Godfrey, president and chief executive of Postmedia Network Canada Corp, said journalists and others would have to change their ways in the transformation of the company, created last July to take over the newspaper assets of bankrupt Canwest <CWGVF.PK>.
"Reporters are going to have to become more than just a reporter," he said in an interview, pointing out that Postmedia's print journalists are already armed with video cameras and send clips back from the field for the website.
Godfrey said he expects a quarter of ex-Canwest staff to be retrained for the "digital-first" media outlet, which will get up to a quarter of its revenue from digital platforms within four years.
Postmedia websites, smartphone and tablets apps and other digital services bring in some 10 percent of sales today.
But not everyone will want to learn new tricks. "A lot of people who have done a certain job for so long do not want to learn anything new, and the older you get, the more reluctant you are to change," he said.
Soon after taking over, Postmedia, whose papers include the flagship National Post, as well as the Montreal Gazette, Ottawa Citizen and Vancouver Sun, cut more than one in ten jobs. It now has fewer than 4,800 employees.
It is bringing its country-wide business operations into a Toronto headquarters and expects to leave only one or two back office staff in other cities. It has offered buyouts across the country, including at the National Post.

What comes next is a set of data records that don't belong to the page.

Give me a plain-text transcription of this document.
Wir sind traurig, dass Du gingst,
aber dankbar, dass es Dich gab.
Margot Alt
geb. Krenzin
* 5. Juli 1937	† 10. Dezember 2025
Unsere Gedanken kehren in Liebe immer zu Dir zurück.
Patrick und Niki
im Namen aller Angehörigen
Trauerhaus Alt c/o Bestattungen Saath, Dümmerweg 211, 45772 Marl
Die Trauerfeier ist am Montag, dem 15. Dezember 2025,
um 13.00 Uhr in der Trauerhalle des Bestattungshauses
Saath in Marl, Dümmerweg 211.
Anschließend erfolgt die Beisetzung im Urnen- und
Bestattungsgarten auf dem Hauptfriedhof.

Much of the advertising production has been moved to the Philippines and India, its call center is in Dominican Republic and it closed a printing plant after a contract to produce the rival Globe and Mail expired.
SKIN IN THE GAME
Godfrey is backed by a collection of 17 hedge funds that hold shares via GoldenTree Asset Management. Merrill Lynch Canada holds a sizable stake, and Godfrey has encouraged senior staff to also take stakes in Postmedia.

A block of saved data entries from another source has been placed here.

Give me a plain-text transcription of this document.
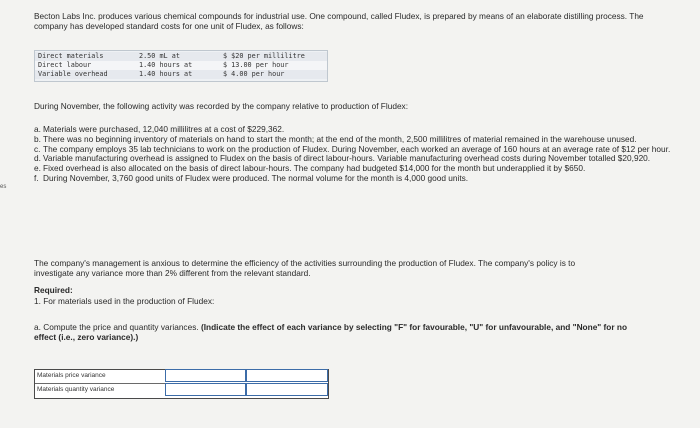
es
Becton Labs Inc. produces various chemical compounds for industrial use. One compound, called Fludex, is prepared by means of an elaborate distilling process. The company has developed standard costs for one unit of Fludex, as follows:
Direct materials	2.50 mL at	$ $20 per millilitre
Direct labour	1.40 hours at	$ 13.00 per hour
Variable overhead	1.40 hours at	$ 4.00 per hour
During November, the following activity was recorded by the company relative to production of Fludex:
a. Materials were purchased, 12,040 millilitres at a cost of $229,362.
b. There was no beginning inventory of materials on hand to start the month; at the end of the month, 2,500 millilitres of material remained in the warehouse unused.
c. The company employs 35 lab technicians to work on the production of Fludex. During November, each worked an average of 160 hours at an average rate of $12 per hour.
d. Variable manufacturing overhead is assigned to Fludex on the basis of direct labour-hours. Variable manufacturing overhead costs during November totalled $20,920.
e. Fixed overhead is also allocated on the basis of direct labour-hours. The company had budgeted $14,000 for the month but underapplied it by $650.
f. During November, 3,760 good units of Fludex were produced. The normal volume for the month is 4,000 good units.
The company's management is anxious to determine the efficiency of the activities surrounding the production of Fludex. The company's policy is to investigate any variance more than 2% different from the relevant standard.
Required:
1. For materials used in the production of Fludex:
a. Compute the price and quantity variances. (Indicate the effect of each variance by selecting "F" for favourable, "U" for unfavourable, and "None" for no effect (i.e., zero variance).)
Materials price variance
Materials quantity variance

"If you've got your own skin in the game, managers will push harder to cut every cost they can and chase every penny of revenue they can," he said.
The company made revenue of C$242.5 million in the three months to end-February, a slight decline on a year ago under the Canwest management. It had a net loss of C$12.3 million as it booked restructuring costs.
Postmedia must list shares by late July or face crippling conditions including the inability of advertisers to account for spending with the newspaper chain as a business expense.
Under the terms of the Canwest buyout, Postmedia has to retain Canadian control of the newspapers, which include the Montreal Gazette, Ottawa Citizen and Vancouver Sun, and to list its shares publicly within a year.
The need for Canadian control means the listed company will issue two classes of shares, one of which can only be held by domestic investors and which will make up a majority on any vote.
Godfrey expects the GoldenTree stake, which will hold the less-influential variable voting shares, to remain committed for at least three to five years from the closing of last July's C$1.1 billion purchase.
"They're all in it to make money and I guess they'll stay in as long as they think there's great potential," he said.